Petani Banyuwangi Mulai Beralih ke Pertanian Organik

Bupati Ipuk meninjau pertanian terpadu saat menjalani program Bunga Desa/Ist
Bupati Ipuk meninjau pertanian terpadu saat menjalani program Bunga Desa/Ist

Inovasi dan ketekunan adalah kunci utama dalam memajukan sektor pertanian di Banyuwangi.


Salah satu contoh paling inspiratif adalah Nuryanto, seorang petani dari Desa Temuguruh yang berhasil mengembangkan konsep pertanian terintegrasi di lahannya seluas 7 hektare. Dengan menggabungkan tanaman pangan, peternakan, dan perikanan, Nuryanto telah menciptakan sistem pertanian yang saling mendukung dan ramah lingkungan.

Berawal dari keinginan untuk beralih ke pertanian organik pada tahun 2021, Nuryanto mulai memikirkan cara agar lahan sawahnya tetap subur tanpa bergantung pada bahan kimia. Ia mulai belajar membuat pupuk organik secara mandiri dan memelihara ternak domba dengan tujuan memanfaatkan kotoran dan urine mereka sebagai bahan pupuk.

“Awalnya ya terpikir ingin beralih ke pertanian organik agar sawah saya terjaga kelestariannya. Supaya tidak terkena bahan kimia terus,” ujar Nuryanto saat dikunjungi Bupati Banyuwangi, Ipuk Fiestiandani.

Kini, Nuryanto memelihara sekitar 30 ekor domba di sebagian lahannya. Kotoran domba diolah menjadi pupuk organik padat, sementara urinenya diubah menjadi pupuk organik cair. Selain itu, air dari kolam ikan lele yang dibudidayakannya juga digunakan untuk membuat Photosynthetic Bacteria (PSB), yang berguna sebagai nutrisi tanaman.

“Hasil prosesing limbah tersebut saya manfaatkan untuk pemupukan di sawah (tanaman padi), sehingga bisa mengurangi dosis pemakaian pupuk kimia sehingga lebih hemat dan ramah lingkungan,” ungkap Nuryanto dengan bangga.

Hasil dari inovasi ini bukan hanya lahan yang lebih subur dan panen yang lebih baik, tetapi juga penghematan biaya produksi dan peningkatan pendapatan dari penjualan pupuk organik. Nuryanto menjelaskan, permintaan pupuk organik yang diproduksinya semakin meningkat, terutama dari petani hortikultura di sekitar desanya.

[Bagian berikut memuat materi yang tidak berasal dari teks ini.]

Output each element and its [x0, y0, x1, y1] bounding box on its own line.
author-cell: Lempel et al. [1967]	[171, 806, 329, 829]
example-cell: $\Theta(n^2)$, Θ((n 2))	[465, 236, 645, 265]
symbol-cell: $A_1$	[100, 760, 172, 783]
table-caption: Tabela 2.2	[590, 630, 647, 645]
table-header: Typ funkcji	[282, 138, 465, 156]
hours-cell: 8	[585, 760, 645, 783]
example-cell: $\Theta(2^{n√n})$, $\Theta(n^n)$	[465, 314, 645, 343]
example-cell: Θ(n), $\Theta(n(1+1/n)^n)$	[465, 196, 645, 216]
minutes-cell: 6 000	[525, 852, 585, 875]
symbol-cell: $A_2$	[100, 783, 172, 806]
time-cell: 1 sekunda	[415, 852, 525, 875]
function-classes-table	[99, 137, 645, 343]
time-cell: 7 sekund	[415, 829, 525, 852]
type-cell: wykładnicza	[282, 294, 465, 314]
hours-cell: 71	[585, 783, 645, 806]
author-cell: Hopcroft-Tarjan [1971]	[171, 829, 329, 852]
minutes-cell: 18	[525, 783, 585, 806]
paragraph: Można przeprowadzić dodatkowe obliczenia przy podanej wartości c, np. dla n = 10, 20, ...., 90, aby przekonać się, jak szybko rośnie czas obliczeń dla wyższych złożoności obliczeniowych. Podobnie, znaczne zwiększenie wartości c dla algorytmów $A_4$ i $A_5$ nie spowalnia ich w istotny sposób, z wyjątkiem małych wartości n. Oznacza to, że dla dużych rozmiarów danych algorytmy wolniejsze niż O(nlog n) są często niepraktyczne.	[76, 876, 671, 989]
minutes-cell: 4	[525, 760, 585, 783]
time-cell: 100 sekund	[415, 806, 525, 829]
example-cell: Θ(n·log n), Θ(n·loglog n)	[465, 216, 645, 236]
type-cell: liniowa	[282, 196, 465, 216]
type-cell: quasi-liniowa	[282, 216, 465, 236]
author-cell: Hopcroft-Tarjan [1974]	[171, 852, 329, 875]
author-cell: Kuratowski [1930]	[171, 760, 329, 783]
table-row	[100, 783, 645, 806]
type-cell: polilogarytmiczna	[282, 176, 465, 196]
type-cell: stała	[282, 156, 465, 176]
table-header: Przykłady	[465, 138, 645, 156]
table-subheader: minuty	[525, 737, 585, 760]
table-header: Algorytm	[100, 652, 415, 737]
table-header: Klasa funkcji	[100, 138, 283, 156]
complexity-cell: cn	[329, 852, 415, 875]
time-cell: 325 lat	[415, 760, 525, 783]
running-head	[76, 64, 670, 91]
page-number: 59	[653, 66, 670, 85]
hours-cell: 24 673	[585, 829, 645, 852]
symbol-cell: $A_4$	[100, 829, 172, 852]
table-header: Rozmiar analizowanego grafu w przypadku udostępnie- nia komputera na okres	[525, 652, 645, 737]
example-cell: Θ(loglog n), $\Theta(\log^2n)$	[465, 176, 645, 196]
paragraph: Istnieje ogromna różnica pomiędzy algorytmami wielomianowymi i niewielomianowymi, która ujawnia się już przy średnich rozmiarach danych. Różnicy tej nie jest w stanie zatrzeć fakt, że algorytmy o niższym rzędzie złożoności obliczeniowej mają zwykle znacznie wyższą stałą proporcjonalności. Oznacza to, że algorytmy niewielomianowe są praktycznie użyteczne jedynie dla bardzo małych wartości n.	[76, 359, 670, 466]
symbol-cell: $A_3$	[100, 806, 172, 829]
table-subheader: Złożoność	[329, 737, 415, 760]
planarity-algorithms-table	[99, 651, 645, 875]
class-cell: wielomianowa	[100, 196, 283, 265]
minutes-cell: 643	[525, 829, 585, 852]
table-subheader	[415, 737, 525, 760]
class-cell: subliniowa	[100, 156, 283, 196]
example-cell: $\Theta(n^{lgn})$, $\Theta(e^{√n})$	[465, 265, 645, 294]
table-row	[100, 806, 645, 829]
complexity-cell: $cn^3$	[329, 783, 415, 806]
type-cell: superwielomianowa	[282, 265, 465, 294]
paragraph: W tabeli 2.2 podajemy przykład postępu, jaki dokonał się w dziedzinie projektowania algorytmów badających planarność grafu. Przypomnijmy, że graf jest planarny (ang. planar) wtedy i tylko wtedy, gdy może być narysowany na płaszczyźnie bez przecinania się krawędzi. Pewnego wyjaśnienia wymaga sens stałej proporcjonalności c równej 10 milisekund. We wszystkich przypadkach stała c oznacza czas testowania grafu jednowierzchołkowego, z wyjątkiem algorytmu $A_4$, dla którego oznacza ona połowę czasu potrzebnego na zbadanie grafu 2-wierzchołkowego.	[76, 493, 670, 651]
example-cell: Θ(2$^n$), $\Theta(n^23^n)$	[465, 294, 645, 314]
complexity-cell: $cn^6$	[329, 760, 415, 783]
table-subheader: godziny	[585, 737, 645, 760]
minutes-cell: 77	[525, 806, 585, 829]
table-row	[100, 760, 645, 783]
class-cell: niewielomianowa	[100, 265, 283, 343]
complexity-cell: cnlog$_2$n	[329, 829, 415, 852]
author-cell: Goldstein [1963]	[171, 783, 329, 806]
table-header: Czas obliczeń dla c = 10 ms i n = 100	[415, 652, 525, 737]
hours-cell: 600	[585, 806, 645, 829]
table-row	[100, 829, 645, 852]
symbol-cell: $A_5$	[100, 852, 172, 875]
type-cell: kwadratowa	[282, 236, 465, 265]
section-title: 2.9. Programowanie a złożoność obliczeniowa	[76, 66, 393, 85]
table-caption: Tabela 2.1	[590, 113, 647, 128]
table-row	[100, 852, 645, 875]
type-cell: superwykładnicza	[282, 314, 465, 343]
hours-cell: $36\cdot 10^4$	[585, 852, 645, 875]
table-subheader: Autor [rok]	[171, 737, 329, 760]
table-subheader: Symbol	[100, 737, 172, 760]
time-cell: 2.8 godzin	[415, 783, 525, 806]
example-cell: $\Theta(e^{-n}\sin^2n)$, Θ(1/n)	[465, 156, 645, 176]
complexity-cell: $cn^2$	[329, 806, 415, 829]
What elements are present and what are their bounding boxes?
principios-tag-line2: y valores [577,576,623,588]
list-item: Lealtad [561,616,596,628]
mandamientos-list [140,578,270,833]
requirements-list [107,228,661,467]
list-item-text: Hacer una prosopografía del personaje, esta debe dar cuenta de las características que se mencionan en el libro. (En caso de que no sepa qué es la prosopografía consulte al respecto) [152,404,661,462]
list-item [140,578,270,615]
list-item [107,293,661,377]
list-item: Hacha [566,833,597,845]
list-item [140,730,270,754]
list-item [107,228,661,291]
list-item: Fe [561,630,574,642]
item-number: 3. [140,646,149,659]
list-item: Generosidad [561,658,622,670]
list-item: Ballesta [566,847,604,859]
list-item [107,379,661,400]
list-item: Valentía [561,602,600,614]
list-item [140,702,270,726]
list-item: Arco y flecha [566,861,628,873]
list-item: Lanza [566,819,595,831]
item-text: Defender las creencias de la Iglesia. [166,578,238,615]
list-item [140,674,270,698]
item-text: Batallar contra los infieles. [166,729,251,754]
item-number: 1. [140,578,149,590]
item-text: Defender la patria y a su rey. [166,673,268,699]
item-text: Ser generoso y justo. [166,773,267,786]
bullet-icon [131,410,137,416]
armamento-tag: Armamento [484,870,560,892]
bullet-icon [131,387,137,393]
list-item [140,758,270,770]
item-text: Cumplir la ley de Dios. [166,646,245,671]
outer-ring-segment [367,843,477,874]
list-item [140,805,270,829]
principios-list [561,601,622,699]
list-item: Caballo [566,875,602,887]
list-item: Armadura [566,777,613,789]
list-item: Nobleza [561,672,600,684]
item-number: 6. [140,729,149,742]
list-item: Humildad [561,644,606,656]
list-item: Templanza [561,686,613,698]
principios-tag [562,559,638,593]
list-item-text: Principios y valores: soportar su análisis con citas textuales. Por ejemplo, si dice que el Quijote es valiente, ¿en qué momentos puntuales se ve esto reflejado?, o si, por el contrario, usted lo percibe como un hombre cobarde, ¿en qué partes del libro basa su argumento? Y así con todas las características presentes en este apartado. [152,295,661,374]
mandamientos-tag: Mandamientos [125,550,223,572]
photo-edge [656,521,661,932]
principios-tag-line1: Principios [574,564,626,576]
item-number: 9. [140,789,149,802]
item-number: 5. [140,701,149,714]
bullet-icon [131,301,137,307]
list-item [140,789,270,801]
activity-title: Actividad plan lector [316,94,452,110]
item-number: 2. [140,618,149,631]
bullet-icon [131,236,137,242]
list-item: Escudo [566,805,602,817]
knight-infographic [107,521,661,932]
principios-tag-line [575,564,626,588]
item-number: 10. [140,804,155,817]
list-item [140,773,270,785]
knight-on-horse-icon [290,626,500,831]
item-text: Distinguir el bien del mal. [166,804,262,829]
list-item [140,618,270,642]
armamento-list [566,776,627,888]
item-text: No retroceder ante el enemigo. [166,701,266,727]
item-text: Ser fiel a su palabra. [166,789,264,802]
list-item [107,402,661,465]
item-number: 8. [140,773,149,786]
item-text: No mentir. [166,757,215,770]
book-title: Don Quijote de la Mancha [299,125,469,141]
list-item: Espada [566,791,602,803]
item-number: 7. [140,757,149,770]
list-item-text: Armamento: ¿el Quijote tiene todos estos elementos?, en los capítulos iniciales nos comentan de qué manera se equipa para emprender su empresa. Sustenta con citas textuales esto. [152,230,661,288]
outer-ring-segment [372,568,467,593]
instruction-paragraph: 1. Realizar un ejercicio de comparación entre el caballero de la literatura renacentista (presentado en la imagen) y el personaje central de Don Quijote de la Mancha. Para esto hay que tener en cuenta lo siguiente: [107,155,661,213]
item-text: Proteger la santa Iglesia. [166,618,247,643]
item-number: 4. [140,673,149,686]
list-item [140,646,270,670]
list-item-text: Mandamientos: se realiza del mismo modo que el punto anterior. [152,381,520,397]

“Sekarang permintaan semakin banyak. Rata-rata petani hortikultura di sekitar desa ini membeli pupuk organik dari saya. Ini menjadi tambahan penghasilan juga,” ungkapnya.

Tidak hanya fokus pada tanaman dan pupuk, Nuryanto juga memikirkan efisiensi dalam pemeliharaan ternak. Ia menanam rumput gajah untuk makanan dombanya dan membuat fermentasi dari rumput tersebut agar tahan sampai tiga hari, sehingga tidak perlu mengambil rumput setiap hari.

Bupati Banyuwangi, Ipuk Fiestiandani mengapresiasi, inovasi yang dilakukan Nuryanto dan berharap konsep pertanian terintegrasi ini bisa diterapkan oleh kelompok tani lainnya di Banyuwangi. Pemerintah Kabupaten Banyuwangi juga mendukung dengan memberikan pendampingan transfer ilmu dan teknologi, serta bantuan peralatan dan pupuk organik cair.

“Ini contoh penerapan konsep pertanian yang berkelanjutan. Konsep pertanian terintegrasi seperti ini terbukti menguntungkan karena semua proses bertaninya saling berkaitan, antara tanaman pangan maupun peternakannya. Kalau bisa ilmunya ditularkan ke petani sekitar,” ujar Ipuk.

Setelah tiga tahun menerapkan sistem ini, Nuryanto melihat hasil yang sangat positif. Lahan yang semakin subur dan beras yang lebih enak serta pulen adalah bukti keberhasilan konsep pertanian terintegrasi. Dengan dukungan penuh dari pemerintah dan semangat inovasi para petani seperti Nuryanto, masa depan pertanian di Banyuwangi tampak cerah dan berkelanjutan.